James Singer
Mar 29, 2017

Federal Circuit calls credit reporting patent the "height of abstraction"

In a recent decision, the Federal Circuit continued to raise high eligibility hurdles for fintech software patents inventions. In Clarilogic, Inc. v. FormFree Holdings Corp. (Fed. Cir. Mar. 15, 2017), the court addressed the eligibility of U.S. Patent 8,762,243, which was directed to methods for electronic account certification and  credit reporting. The representative claim of the patent was:

1. A computer-implemented method for providing certified financial data indicating financial risk about an individual, comprising:
(a) receiving a request for the certified financial data;
(b) electronically collecting financial account data about the individual from at least one financial source,
(c) transforming the financial account data into a desired format;
(d) validating the financial account data by applying an algorithm engine to the financial account data to identify exceptions, wherein the exceptions indicate incorrect data or financial risk;
(e) confirming the exceptions by collecting additional data and applying the algorithm engine to the additional data,
(f) marking the exceptions as valid exceptions when output of the algorithm engine validates the exceptions; and
(g) generating, using a computer, a report from the financial account data and the valid exceptions,
wherein the financial account data comprises at least one of real-time transaction data, real time balance data, historical transaction data, or historical balance data; and the algorithm engine identifies a pattern of financial risk; the method is computer implemented, and steps (c), (e), and (f) are executed via the computer or a series of computers.
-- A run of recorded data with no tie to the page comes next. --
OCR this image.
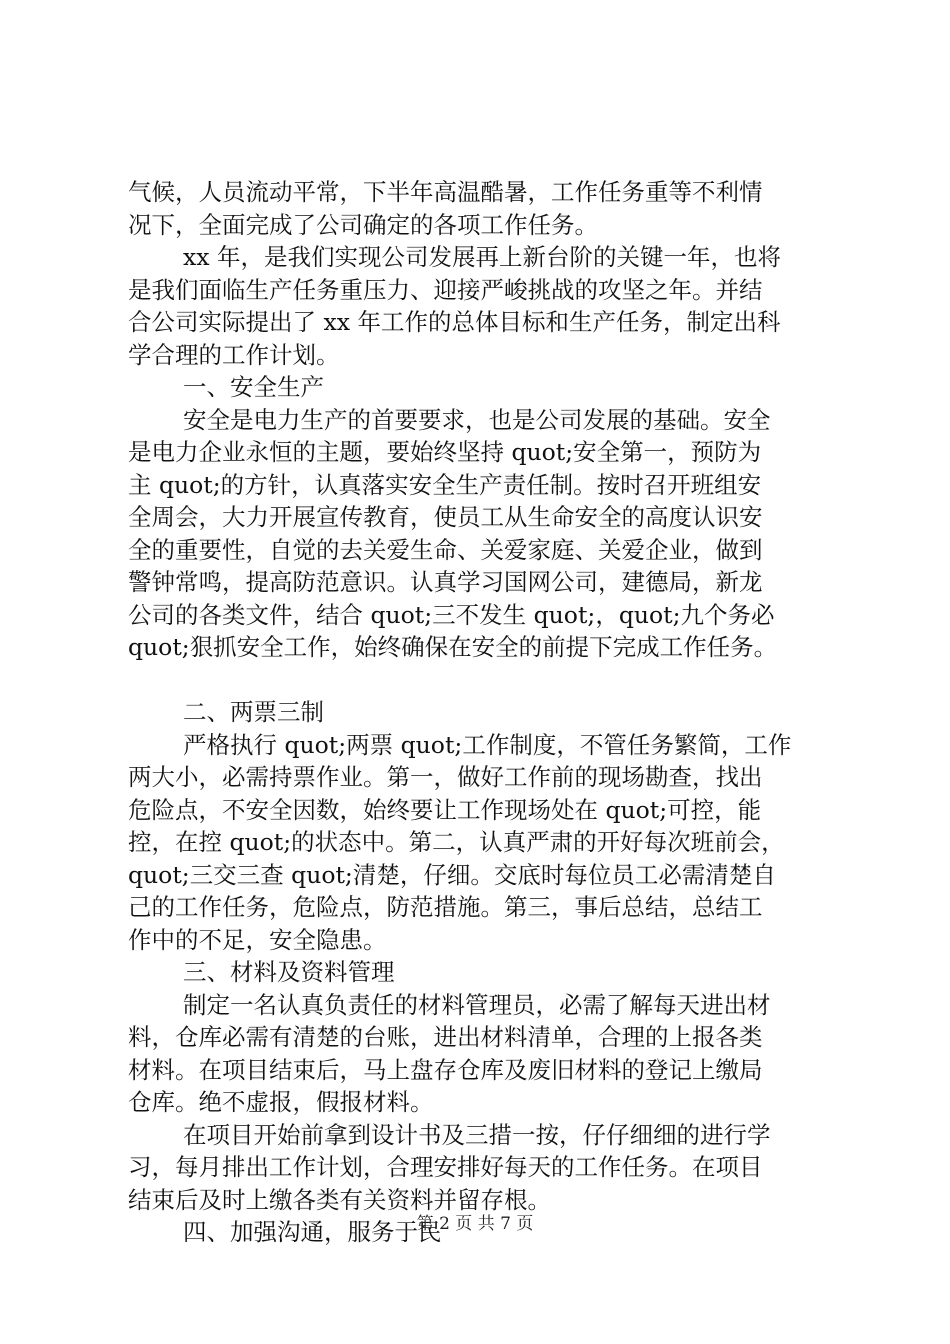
气候，人员流动平常，下半年高温酷暑，工作任务重等不利情
况下，全面完成了公司确定的各项工作任务。
xx 年，是我们实现公司发展再上新台阶的关键一年，也将
是我们面临生产任务重压力、迎接严峻挑战的攻坚之年。并结
合公司实际提出了 xx 年工作的总体目标和生产任务，制定出科
学合理的工作计划。
一、安全生产
安全是电力生产的首要要求，也是公司发展的基础。安全
是电力企业永恒的主题，要始终坚持 quot;安全第一，预防为
主 quot;的方针，认真落实安全生产责任制。按时召开班组安
全周会，大力开展宣传教育，使员工从生命安全的高度认识安
全的重要性，自觉的去关爱生命、关爱家庭、关爱企业，做到
警钟常鸣，提高防范意识。认真学习国网公司，建德局，新龙
公司的各类文件，结合 quot;三不发生 quot;，quot;九个务必
quot;狠抓安全工作，始终确保在安全的前提下完成工作任务。
二、两票三制
严格执行 quot;两票 quot;工作制度，不管任务繁简，工作
两大小，必需持票作业。第一，做好工作前的现场勘查，找出
危险点，不安全因数，始终要让工作现场处在 quot;可控，能
控，在控 quot;的状态中。第二，认真严肃的开好每次班前会，
quot;三交三查 quot;清楚，仔细。交底时每位员工必需清楚自
己的工作任务，危险点，防范措施。第三，事后总结，总结工
作中的不足，安全隐患。
三、材料及资料管理
制定一名认真负责任的材料管理员，必需了解每天进出材
料，仓库必需有清楚的台账，进出材料清单，合理的上报各类
材料。在项目结束后，马上盘存仓库及废旧材料的登记上缴局
仓库。绝不虚报，假报材料。
在项目开始前拿到设计书及三措一按，仔仔细细的进行学
习，每月排出工作计划，合理安排好每天的工作任务。在项目
结束后及时上缴各类有关资料并留存根。
四、加强沟通，服务于民
第 2 页 共 7 页
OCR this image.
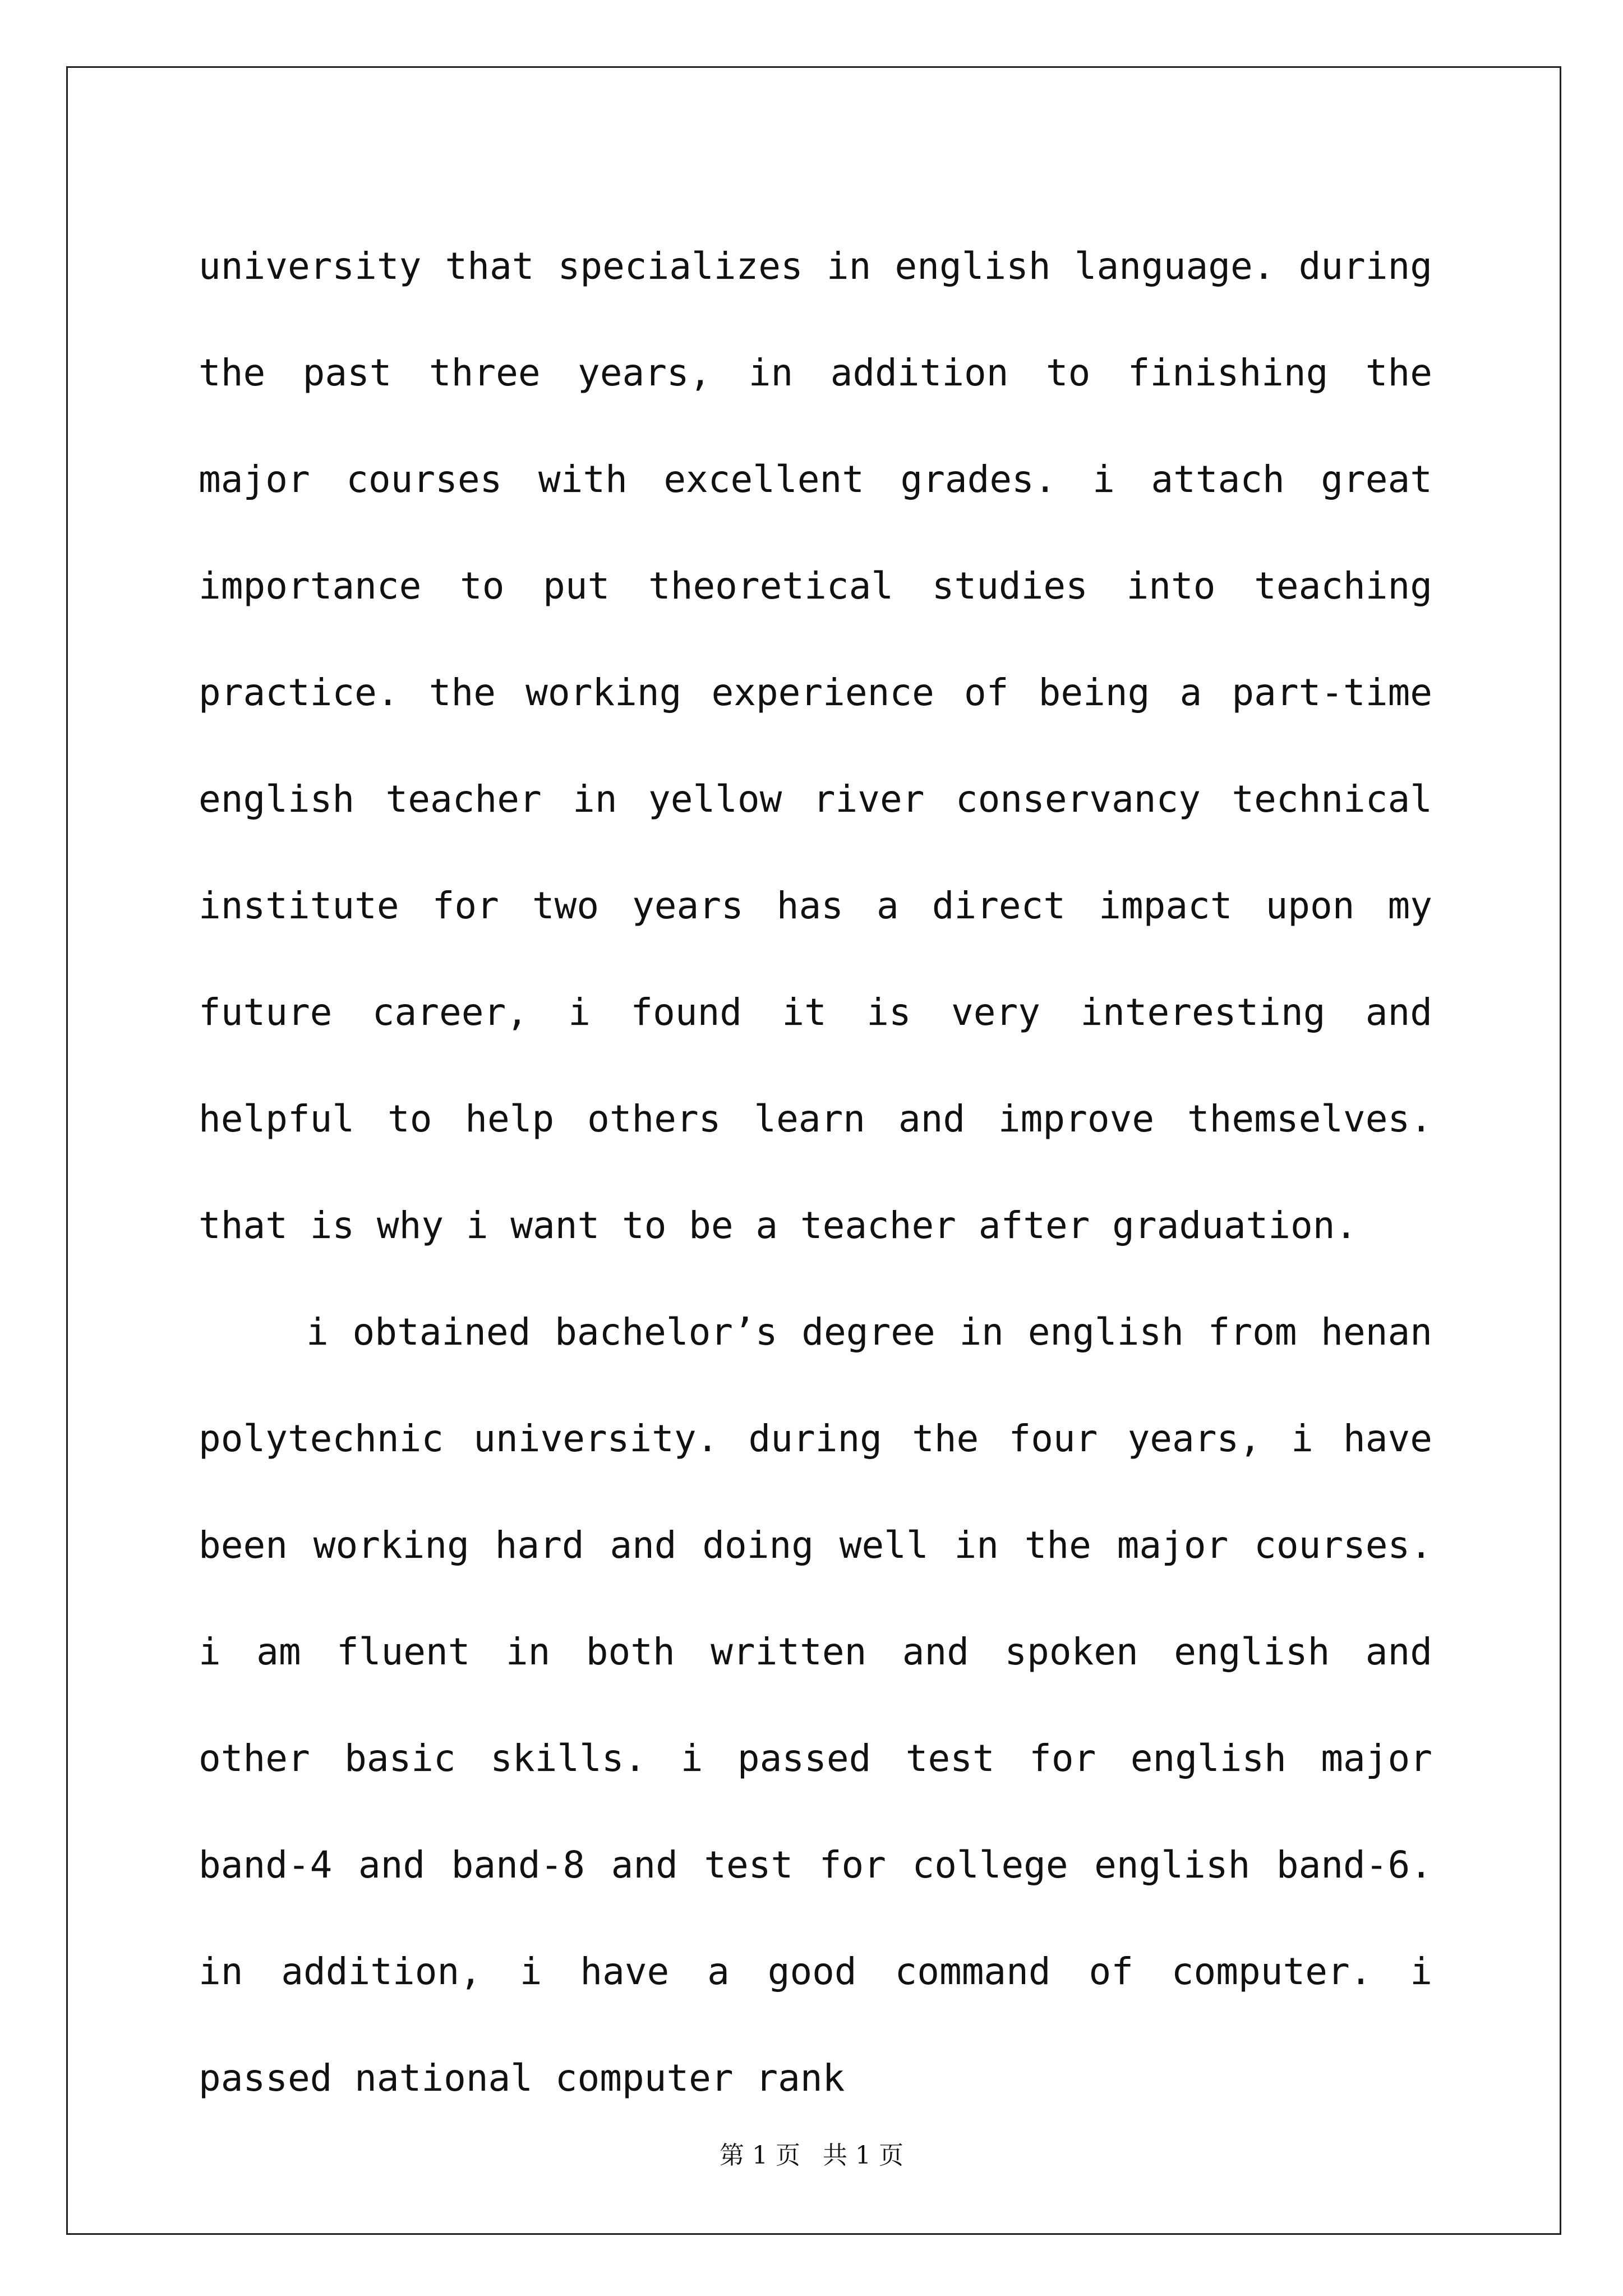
university that specializes in english language. during the past three years, in addition to finishing the major courses with excellent grades. i attach great importance to put theoretical studies into teaching practice. the working experience of being a part-time english teacher in yellow river conservancy technical institute for two years has a direct impact upon my future career, i found it is very interesting and helpful to help others learn and improve themselves. that is why i want to be a teacher after graduation.

i obtained bachelor’s degree in english from henan polytechnic university. during the four years, i have been working hard and doing well in the major courses. i am fluent in both written and spoken english and other basic skills. i passed test for english major band-4 and band-8 and test for college english band-6. in addition, i have a good command of computer. i passed national computer rank

第 1 页 共 1 页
The court found the claim to be directed to the abstract idea of "gathering financial information of potential borrowers." The court also found that the patent failed to claim significantly more than the abstract idea:  "claim 1 recites a method that changes the way electronic information is displayed via an unknown and unclaimed process. Absent any limitation to how the data are changed, there is little, if any, transformative effect. Data are still data." The court also stated that "the claims require only off-the-shelf, conventional computer technology for gathering, analyzing, and displaying the desired information.... The ’243 patent does not claim the technical manner in which financial data is gathered, analyzed, or output. It does not claim any proprietary risk-assessment algorithm."

Concluding that the representative claim was ineligible, the court stated that "a method for collection, analysis, and generation of information reports, where the claims are not limited to how the collected information is analyzed or reformed, is the height of abstraction."